Génération de l’effondrement et courbe du deuil – Le projet 

  • Est-ce que vous pouvez nous expliquer quel est le projet que vous êtes en train de réaliser ?  

Clémence : Les enfants de l’effondrement, c’est une installation numérique qui parle de la réaction de la jeune génération face aux théories de l’effondrement, et donc des crises économiques, sociales et environnementales. On va chercher quelles ont été leurs étapes émotionnelles face à l’imagination de leur futur. Pablo Servigne – le grand penseur de la collapsologie – et Raphaël Stevens avec Comment tout peut s’effondrer ? ont montré que les émotions produites par l’effondrement suivaient la courbe du deuil. On va d’abord passer par le déni, la peur, la révolte, pour ensuite trouver une phase de dépression, où l’on est démuni, impuissant, mais ensuite la courbe remonte pour passer par une phase d’acceptation et de renouveau. 

Chloé : Il y a beaucoup de psychologues qui parlent d’ecological grief : c’est la peine de voir le monde s’effondrer en partie : le fait qu’il y ait moins d’oiseaux, de plantes, qu’il fasse chaud l’hiver… C’est vraiment tabou de parler de ces émotions-là en société… 

Clémence : Dans les médias, on dit souvent que la jeune génération est très pessimiste et limite dépressive. Ce qu’on veut montrer c’est que ça fait partie du processus pour mener justement à des solutions et à des modes de vie de transition. On a envie de dire que c’est légitime pour cette génération de passer par ces émotions-là. C’est pas la conclusion en fait ! Toutes les personnes qui sont acteurs d’une société résiliente ou en transition, ils sont passés par là. 
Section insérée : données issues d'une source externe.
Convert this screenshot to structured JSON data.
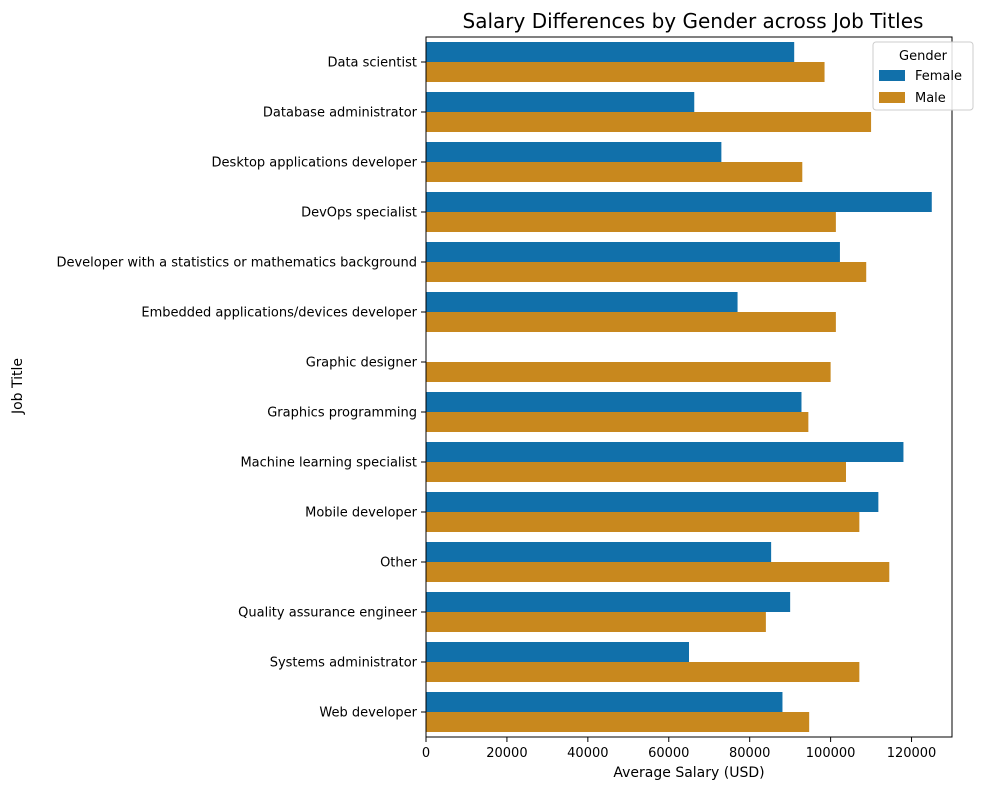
{
  "chart_data": {
    "type": "bar",
    "orientation": "horizontal",
    "title": "Salary Differences by Gender across Job Titles",
    "xlabel": "Average Salary (USD)",
    "ylabel": "Job Title",
    "xlim": [
      0,
      130000
    ],
    "xticks": [
      0,
      20000,
      40000,
      60000,
      80000,
      100000,
      120000
    ],
    "grid": false,
    "legend": {
      "title": "Gender",
      "position": "top-right"
    },
    "categories": [
      "Data scientist",
      "Database administrator",
      "Desktop applications developer",
      "DevOps specialist",
      "Developer with a statistics or mathematics background",
      "Embedded applications/devices developer",
      "Graphic designer",
      "Graphics programming",
      "Machine learning specialist",
      "Mobile developer",
      "Other",
      "Quality assurance engineer",
      "Systems administrator",
      "Web developer"
    ],
    "series": [
      {
        "name": "Female",
        "color": "#1170aa",
        "values": [
          91000,
          66300,
          73000,
          125000,
          102300,
          77000,
          null,
          92800,
          118000,
          111800,
          85300,
          90000,
          65000,
          88100
        ]
      },
      {
        "name": "Male",
        "color": "#c8881e",
        "values": [
          98500,
          110000,
          93000,
          101300,
          108800,
          101300,
          100000,
          94500,
          103800,
          107100,
          114500,
          84000,
          107100,
          94700
        ]
      }
    ]
  }
}
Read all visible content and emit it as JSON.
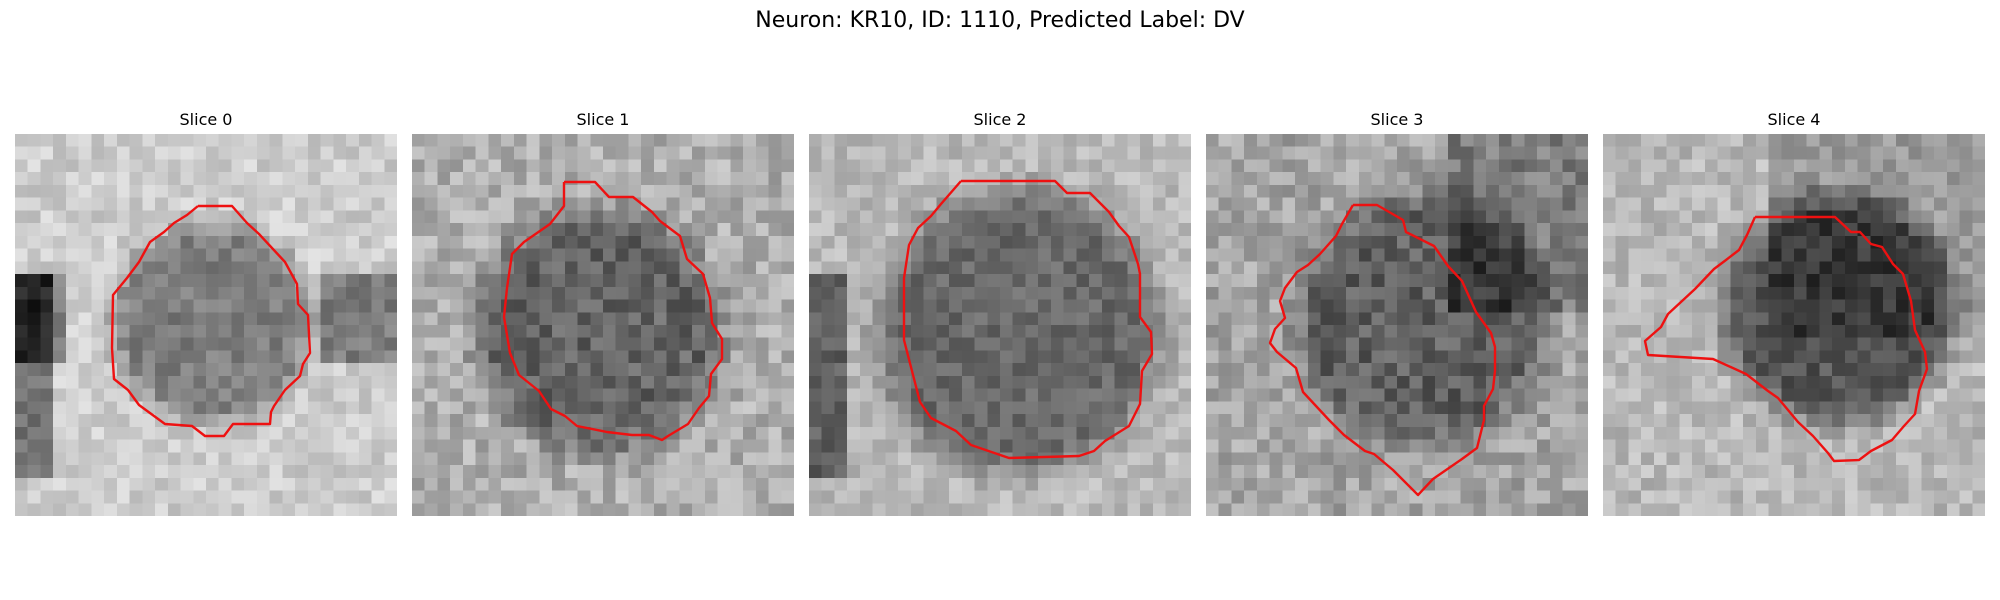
{
  "title": "Neuron: KR10, ID: 1110, Predicted Label: DV",
  "contour_color": "#ee1111",
  "slices": [
    {
      "label": "Slice 0"
    },
    {
      "label": "Slice 1"
    },
    {
      "label": "Slice 2"
    },
    {
      "label": "Slice 3"
    },
    {
      "label": "Slice 4"
    }
  ]
}
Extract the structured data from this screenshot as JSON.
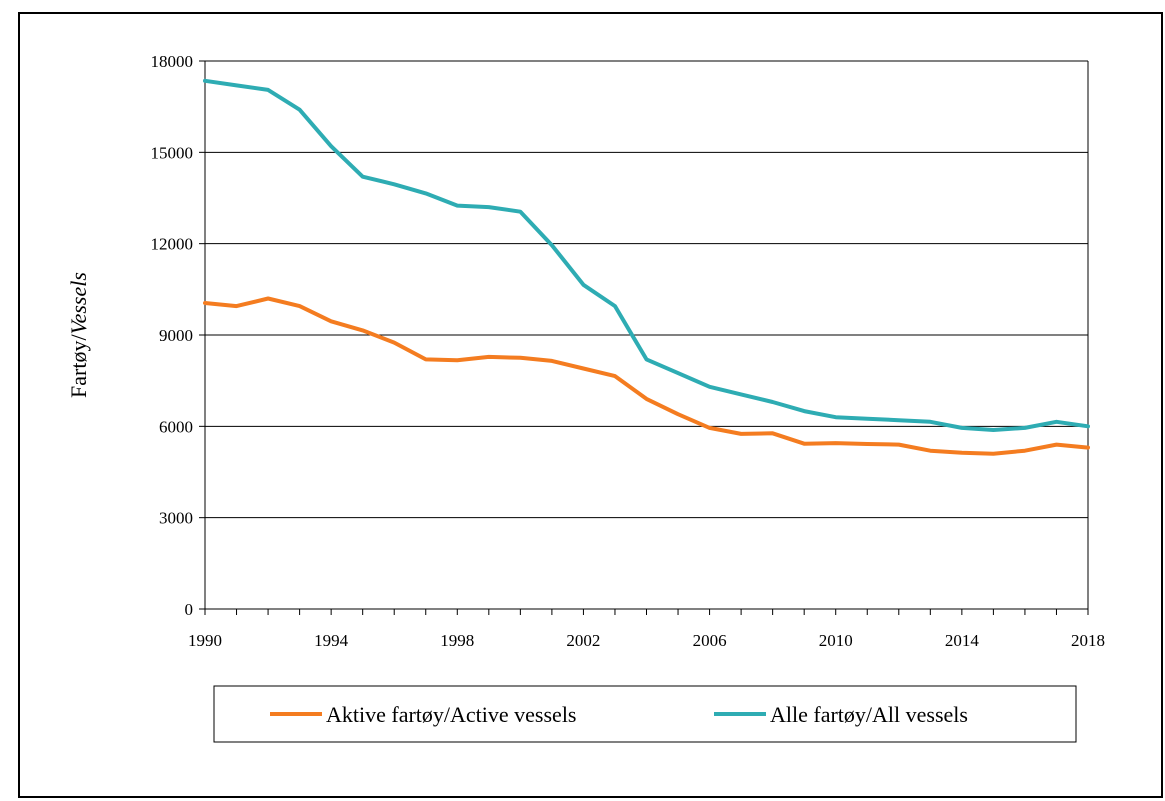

Chloé : Quand on est dans la phase dépression, on se retrouve un peu seul. Et là, avec ce projet, on cherche à montrer que ça existe, que ces personnes ne sont pas seules à ressentir ça, et qu’elles peuvent parler et partager. 

  • Comment vous êtes arrivés jusque-là ? Comment le projet est né ? 

Chloé : Cet été, j’ai fait un stage en woofing, et le document qui en est sorti s’appelait Les enfants de l’effondrement, c’était autre chose. Mais on a gardé le nom parce qu’on trouvait ça fort et ça représentait bien notre projet : même si notre nom paraît pessimiste, il y a l’aspect enfant dedans : cette génération qui est là pour agir !

Clémence: Notre démarche au tout début, c’était d’aborder ce sujet de manière différente, pas comme dans les médias. Et en plus, nous on n’est pas des experts, des climatologues, des agronomes… Quelle légitimité on aurait de faire un truc pédagogique, scientifique ? On a choisi l’entrée artistique et documentaire : c’est le témoignage de notre génération. 

Interview collectif exohra

© collectif exohra

« Une archéologie du début du XXIième » – L’installation numérique

  • Et concrètement comment ça se traduit dans l’œuvre que vous êtes en train d’installer ?

Antoine : On ne voulait pas faire une installation comme dans un musée où on déambule entre les œuvres. On voulait vraiment reprendre la courbe du deuil et faire un cheminement. On veut toucher le spectateur, et finir sur une note positive : montrer que c’est pas mort du tout et qu’on peut se bouger pour changer les choses. 

Chloé : Et cette installation sera immersive et interactive !

Antoine : On va pas trop spoiler mais le but c’est une immersion totale, que le public soit dans l’œuvre, plongé dans chaque émotion et qu’il puisse aussi interagir directement avec les installations. 

Arnaud : On a voulu aussi mélanger le numérique au non-numérique. Il y aura une salle sans numérique carrément, vous verrez. 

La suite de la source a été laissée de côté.